Since its creation Page Three has often been seen as controversial mainly by the conservatives and the feminist groups. On one hand critics define it to be sexist and exploitative; on the other hand others regard the pictures as inappropriate for publication in a national newspaper. Page Three was so disparaged that certain editors of The Sun hesitated for a long time to keep the section in the newspaper. It became so important that politics was even involved in the debate. In 1986 Clare Short, Member of Parliament for Birmingham Ladywood, led a campaign in the House of Commons to have topless mannequin banned from all newspapers. The proposed bill failed and the campaign was unsuccessful. At one point The Sun provoked controversy by featuring topless girls only aged of 16. All these discussions about the age limit ended when the Sexual Offences Act 2003 determined the minimum age for topless modeling at 18.
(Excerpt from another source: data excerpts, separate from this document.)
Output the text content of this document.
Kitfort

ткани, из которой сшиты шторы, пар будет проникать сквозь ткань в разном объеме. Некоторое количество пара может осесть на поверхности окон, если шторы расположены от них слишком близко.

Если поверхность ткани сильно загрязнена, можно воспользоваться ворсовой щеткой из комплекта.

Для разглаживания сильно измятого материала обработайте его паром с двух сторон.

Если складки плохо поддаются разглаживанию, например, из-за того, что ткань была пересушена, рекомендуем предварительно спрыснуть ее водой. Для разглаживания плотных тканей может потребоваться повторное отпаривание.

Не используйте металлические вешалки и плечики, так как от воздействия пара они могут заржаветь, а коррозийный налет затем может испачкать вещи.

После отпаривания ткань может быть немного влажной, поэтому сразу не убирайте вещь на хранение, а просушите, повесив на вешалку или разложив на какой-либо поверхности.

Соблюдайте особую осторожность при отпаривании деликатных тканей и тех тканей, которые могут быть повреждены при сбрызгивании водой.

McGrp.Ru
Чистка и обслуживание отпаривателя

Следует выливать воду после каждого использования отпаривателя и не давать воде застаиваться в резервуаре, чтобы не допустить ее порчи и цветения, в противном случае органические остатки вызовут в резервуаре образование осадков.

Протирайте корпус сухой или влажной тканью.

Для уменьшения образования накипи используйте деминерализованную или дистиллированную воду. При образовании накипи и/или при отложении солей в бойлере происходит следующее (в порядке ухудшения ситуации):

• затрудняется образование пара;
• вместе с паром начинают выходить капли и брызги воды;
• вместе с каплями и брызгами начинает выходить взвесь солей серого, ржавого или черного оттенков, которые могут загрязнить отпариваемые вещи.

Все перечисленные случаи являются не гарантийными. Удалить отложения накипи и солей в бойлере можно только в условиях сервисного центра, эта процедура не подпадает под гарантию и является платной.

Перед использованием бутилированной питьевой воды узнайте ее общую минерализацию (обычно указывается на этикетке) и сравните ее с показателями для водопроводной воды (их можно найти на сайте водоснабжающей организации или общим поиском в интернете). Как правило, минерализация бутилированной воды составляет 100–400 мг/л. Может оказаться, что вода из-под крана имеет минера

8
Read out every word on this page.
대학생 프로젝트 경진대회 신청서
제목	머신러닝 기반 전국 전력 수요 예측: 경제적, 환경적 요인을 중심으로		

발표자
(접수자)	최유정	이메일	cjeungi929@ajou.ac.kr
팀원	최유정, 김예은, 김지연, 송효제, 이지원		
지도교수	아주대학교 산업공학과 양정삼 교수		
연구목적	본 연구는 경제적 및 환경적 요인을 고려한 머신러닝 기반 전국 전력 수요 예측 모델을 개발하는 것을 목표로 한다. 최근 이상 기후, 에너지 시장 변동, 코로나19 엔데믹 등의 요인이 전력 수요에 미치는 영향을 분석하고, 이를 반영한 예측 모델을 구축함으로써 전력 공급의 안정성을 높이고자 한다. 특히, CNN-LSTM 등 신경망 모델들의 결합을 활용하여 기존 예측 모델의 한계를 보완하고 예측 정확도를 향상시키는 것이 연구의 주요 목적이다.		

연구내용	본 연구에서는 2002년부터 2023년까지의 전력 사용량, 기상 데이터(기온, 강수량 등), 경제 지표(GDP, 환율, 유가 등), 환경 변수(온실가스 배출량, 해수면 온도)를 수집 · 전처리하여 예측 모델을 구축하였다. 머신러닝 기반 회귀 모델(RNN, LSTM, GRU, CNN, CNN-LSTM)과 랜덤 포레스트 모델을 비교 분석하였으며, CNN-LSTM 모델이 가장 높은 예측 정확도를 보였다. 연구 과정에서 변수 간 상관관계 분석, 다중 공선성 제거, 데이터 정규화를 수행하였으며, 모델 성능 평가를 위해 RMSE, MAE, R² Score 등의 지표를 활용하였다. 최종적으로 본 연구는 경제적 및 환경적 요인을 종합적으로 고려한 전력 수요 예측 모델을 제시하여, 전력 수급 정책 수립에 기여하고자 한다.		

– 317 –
Nowadays Page Three still remains central to the debate especially with the celebration of his fortieth anniversary in 2010. Some feminist groups assert that Page three reinforces the negative vision of the woman as a denigrated and sexual object. But a lot has changed since 1970 and women outperform men in various domains. Moreover some feminists argue that images of attractive women give an impression of perfection which can lead to an obsession with appearance among young women. Anyway Page Three remains as much a part of British culture as a cup of tea and this for a long time.